Second, the research is a qualitative analysis and lacks statistical analysis (e.g., to assess whether the higher frequency of established leadership espousing organizational altruism significantly exceeds the frequency of aspiring leaders’ views). While the opportunity to perform non-parametric analysis in our assessment of group differences was raised, we deferred these analyses as we felt that statistical analysis was inappropriate in the context of our purposeful sampling approach.
Finally, because members of our sampled group differed on age and leadership level, it is difficult to ascribe differences in perspectives solely to leadership station or to discount the likely influence of generational issues. At the same time, at a practical level, the reasons for these differences may matter less than that there are differences of which aspiring leaders should be aware.

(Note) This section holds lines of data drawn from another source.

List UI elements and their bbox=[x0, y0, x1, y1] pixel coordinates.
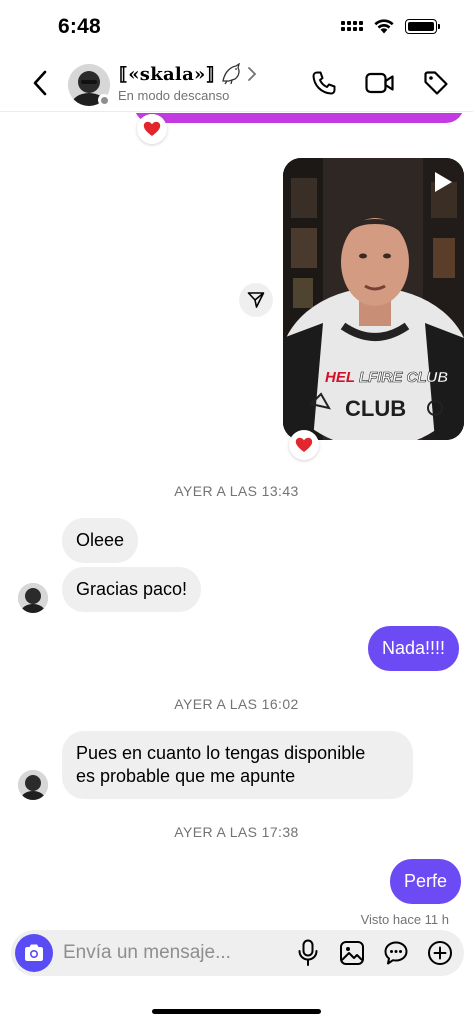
status-bar: 6:48 bbox=[0, 0, 473, 56]
chevron-right-icon bbox=[247, 67, 257, 81]
video-message[interactable]: HEL LFIRE CLUB CLUB bbox=[283, 158, 464, 440]
status-time: 6:48 bbox=[58, 15, 101, 38]
incoming-message[interactable]: Oleee bbox=[62, 518, 139, 563]
contact-status: En modo descanso bbox=[118, 88, 230, 103]
presence-indicator bbox=[98, 94, 110, 106]
heart-reaction[interactable] bbox=[137, 114, 167, 144]
share-button[interactable] bbox=[239, 283, 273, 317]
voice-call-button[interactable] bbox=[309, 68, 339, 98]
share-icon bbox=[247, 292, 265, 308]
message-composer bbox=[11, 930, 464, 976]
back-chevron-icon bbox=[33, 70, 47, 96]
wifi-icon bbox=[374, 19, 394, 34]
sender-avatar[interactable] bbox=[18, 770, 48, 800]
camera-icon bbox=[25, 944, 43, 961]
message-list[interactable]: HEL LFIRE CLUB CLUB AYER A LAS 13:43 Ole… bbox=[0, 113, 473, 925]
home-indicator[interactable] bbox=[152, 1009, 321, 1014]
incoming-message-multiline[interactable]: Pues en cuanto lo tengas disponible es p… bbox=[62, 731, 413, 799]
signal-icon bbox=[341, 21, 363, 31]
incoming-message[interactable]: Gracias paco! bbox=[62, 567, 202, 612]
back-button[interactable] bbox=[26, 69, 54, 97]
tag-button[interactable] bbox=[421, 68, 451, 98]
microphone-icon bbox=[298, 939, 318, 966]
camera-button[interactable] bbox=[15, 934, 53, 972]
heart-reaction-video[interactable] bbox=[289, 430, 319, 460]
chat-header: ⟦«skala»⟧ En modo descanso bbox=[0, 56, 473, 112]
timestamp: AYER A LAS 16:02 bbox=[174, 696, 299, 712]
gallery-button[interactable] bbox=[338, 938, 366, 968]
video-call-button[interactable] bbox=[365, 68, 395, 98]
gallery-icon bbox=[340, 941, 364, 965]
video-call-icon bbox=[365, 72, 394, 94]
plus-icon bbox=[428, 941, 452, 965]
contact-name: ⟦«skala»⟧ bbox=[119, 63, 215, 85]
more-options-button[interactable] bbox=[426, 938, 454, 968]
previous-message-bubble[interactable] bbox=[134, 113, 464, 123]
outgoing-message[interactable]: Nada!!!! bbox=[368, 626, 460, 671]
timestamp: AYER A LAS 13:43 bbox=[174, 483, 299, 499]
tag-icon bbox=[424, 71, 448, 95]
message-line: es probable que me apunte bbox=[76, 766, 296, 786]
timestamp: AYER A LAS 17:38 bbox=[174, 824, 299, 840]
sticker-button[interactable] bbox=[382, 938, 410, 968]
battery-icon bbox=[405, 18, 440, 34]
contact-name-row[interactable]: ⟦«skala»⟧ bbox=[119, 63, 257, 85]
header-actions bbox=[309, 68, 451, 98]
sticker-icon bbox=[384, 941, 408, 965]
shirt-text-white: LFIRE CLUB bbox=[359, 369, 448, 386]
bird-emoji-icon bbox=[222, 63, 240, 85]
message-input[interactable] bbox=[63, 940, 283, 966]
heart-reaction-icon bbox=[143, 121, 161, 136]
message-line: Pues en cuanto lo tengas disponible bbox=[76, 743, 366, 763]
phone-icon bbox=[312, 71, 336, 95]
seen-status: Visto hace 11 h bbox=[360, 912, 449, 925]
shirt-text-red: HEL bbox=[325, 369, 355, 386]
outgoing-message[interactable]: Perfe bbox=[390, 859, 462, 904]
voice-message-button[interactable] bbox=[294, 938, 322, 968]
sender-avatar[interactable] bbox=[18, 583, 48, 613]
heart-reaction-icon bbox=[295, 437, 313, 452]
shirt-text-club: CLUB bbox=[345, 396, 406, 421]
composer-actions bbox=[294, 938, 454, 968]
play-icon[interactable] bbox=[432, 170, 454, 194]
status-icons bbox=[341, 18, 440, 34]
video-thumbnail: HEL LFIRE CLUB CLUB bbox=[283, 158, 464, 440]
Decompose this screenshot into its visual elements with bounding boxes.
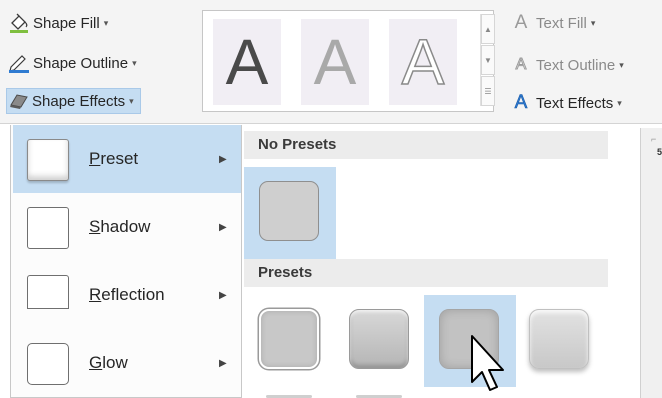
preset-submenu: No Presets Presets — [241, 125, 640, 398]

In summary, this research extends insights on leadership and leadership development to an academic medical center and, in so doing, both confirms insights from other settings and suggests some strategies to optimize physician leadership development. The many additional questions invited by this small study (e.g., “Do these results generalize to other health care institutions and settings?”; “How can we optimally train physician leaders?”, and “What is the impact and ‘return on investment’ of existing physician leadership programs?”) reminds us that studying physician leadership development remains embryonic and that there are many opportunities to enhance current understanding in an effort to assure optimal future leadership in health care.
ACKNOWLEDGMENT
We would like to acknowledge all the CCF faculty who generously participated and provided thoughtful responses to our questions. In addition, we would like to thank Maggie Muszka who transcribed all the wonderful ideas into text for analysis and Sherri White who assisted in the manuscript preparation.
Conflict of Interest None disclosed.